Exchange Chambers builds data breach practice

January 24, 2019

Exchange Chambers has continued to develop its data breach practice with a range of high-profile instructions.

Louis Browne QC and Ian Whitehurst from Exchange Chambers have been instructed by Hayes Connor Solicitors to advise on a potential group action against Ticketmaster after a significant data breach.

The breach is believed to have affected the payment and personal details of customers who either bought, or attempted to buy, tickets via Ticketmaster between February and June this year.

Also instructed by Hayes Connor, Ian Whitehurst is advising on a group action to help victims of the Equifax data hack.

The group action is being initiated after Equifax was fined £500,000 by the Information Commissioner’s Office (ICO).

The ICO’s investigation was carried out under the Data Protection Act 1998 rather than the current General Data Protection Regulation (GDPR), and the £500,000 fine is the maximum allowed under the previous legislation.

The fine follows a 2017 cybersecurity incident which led to the loss of UK customer data held by Equifax Ltd on the servers of its US parent.

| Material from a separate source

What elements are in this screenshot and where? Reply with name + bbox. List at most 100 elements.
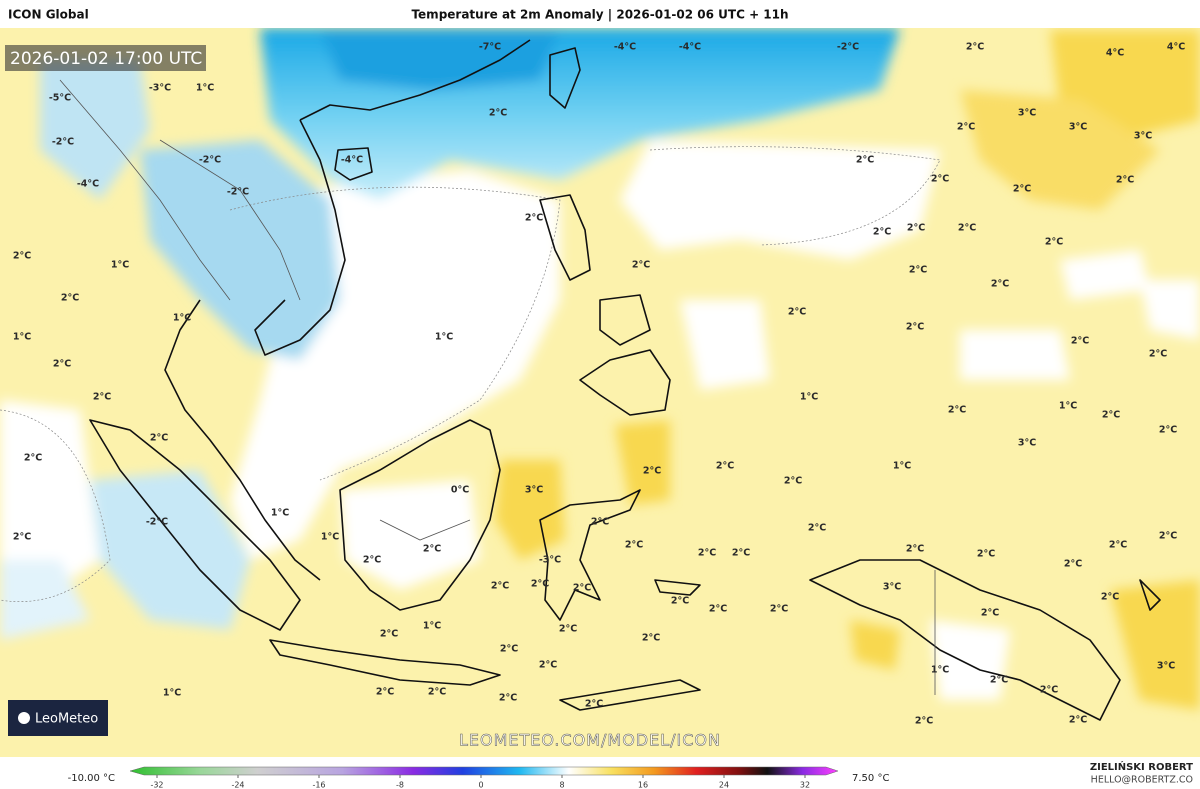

Following the data breach, it was revealed that Equifax’s failure to patch a server flaw resulted in hackers potentially stealing 143 million US citizens’ data, and the personal details of up to 15 million Brits. This sensitive information included email addresses, passwords, driving license numbers and phone numbers.

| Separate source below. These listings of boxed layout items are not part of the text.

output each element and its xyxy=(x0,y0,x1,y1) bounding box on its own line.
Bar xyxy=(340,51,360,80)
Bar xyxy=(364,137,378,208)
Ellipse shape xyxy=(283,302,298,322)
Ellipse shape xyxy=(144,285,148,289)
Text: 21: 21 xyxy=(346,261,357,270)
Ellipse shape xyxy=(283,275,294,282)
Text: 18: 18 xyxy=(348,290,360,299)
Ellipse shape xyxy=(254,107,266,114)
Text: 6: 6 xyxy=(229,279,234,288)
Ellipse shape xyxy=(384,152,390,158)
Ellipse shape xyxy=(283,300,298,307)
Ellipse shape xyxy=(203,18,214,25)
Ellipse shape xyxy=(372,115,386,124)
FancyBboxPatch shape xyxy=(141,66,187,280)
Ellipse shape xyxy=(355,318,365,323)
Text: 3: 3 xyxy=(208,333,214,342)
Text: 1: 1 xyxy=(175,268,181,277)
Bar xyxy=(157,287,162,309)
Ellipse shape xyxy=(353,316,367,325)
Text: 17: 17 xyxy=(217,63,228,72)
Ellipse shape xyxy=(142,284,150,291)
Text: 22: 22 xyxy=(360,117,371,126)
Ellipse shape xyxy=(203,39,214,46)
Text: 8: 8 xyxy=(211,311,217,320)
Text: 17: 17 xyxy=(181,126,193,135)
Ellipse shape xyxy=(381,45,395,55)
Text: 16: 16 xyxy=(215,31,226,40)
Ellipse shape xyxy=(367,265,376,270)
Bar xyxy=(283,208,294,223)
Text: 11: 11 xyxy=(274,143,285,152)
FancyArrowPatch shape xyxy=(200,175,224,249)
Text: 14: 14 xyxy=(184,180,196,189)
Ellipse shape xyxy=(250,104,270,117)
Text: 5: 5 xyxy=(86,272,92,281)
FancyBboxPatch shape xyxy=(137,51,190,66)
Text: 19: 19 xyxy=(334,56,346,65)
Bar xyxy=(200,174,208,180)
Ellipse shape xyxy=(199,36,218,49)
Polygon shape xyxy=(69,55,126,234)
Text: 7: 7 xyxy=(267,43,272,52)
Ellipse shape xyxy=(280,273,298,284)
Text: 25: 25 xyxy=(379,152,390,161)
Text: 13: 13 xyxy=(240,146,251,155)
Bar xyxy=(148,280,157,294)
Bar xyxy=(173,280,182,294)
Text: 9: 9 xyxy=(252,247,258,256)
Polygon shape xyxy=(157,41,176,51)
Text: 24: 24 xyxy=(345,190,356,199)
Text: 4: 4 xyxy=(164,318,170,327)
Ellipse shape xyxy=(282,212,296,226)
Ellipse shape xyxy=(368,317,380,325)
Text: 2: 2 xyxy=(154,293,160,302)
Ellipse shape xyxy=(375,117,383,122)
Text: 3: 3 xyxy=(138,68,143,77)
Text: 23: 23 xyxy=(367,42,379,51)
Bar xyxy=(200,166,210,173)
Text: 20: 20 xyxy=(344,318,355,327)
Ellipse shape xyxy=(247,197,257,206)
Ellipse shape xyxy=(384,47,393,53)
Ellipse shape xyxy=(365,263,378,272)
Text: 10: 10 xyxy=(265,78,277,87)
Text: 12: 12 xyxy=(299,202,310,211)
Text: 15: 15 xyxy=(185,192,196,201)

Ian Whitehurst is also instructed by Hayes Connor to advise on a group action to help victims of the latest Dixons Carphone data hack to claim compensation.

In other data-related instructions, Ian Whitehurst has been instructed by BLM to advise a company on a new business model and its compliance with GDPR.  He has also been instructed, via direct access, to represent a telecommunications marketing company in the Regulatory Chamber (Information Rights Tribunal) and by a national company via their in-house legal department on an appeal to the same Tribunal to protect economic and commercial sensitive documentation being disclosed into the public domain.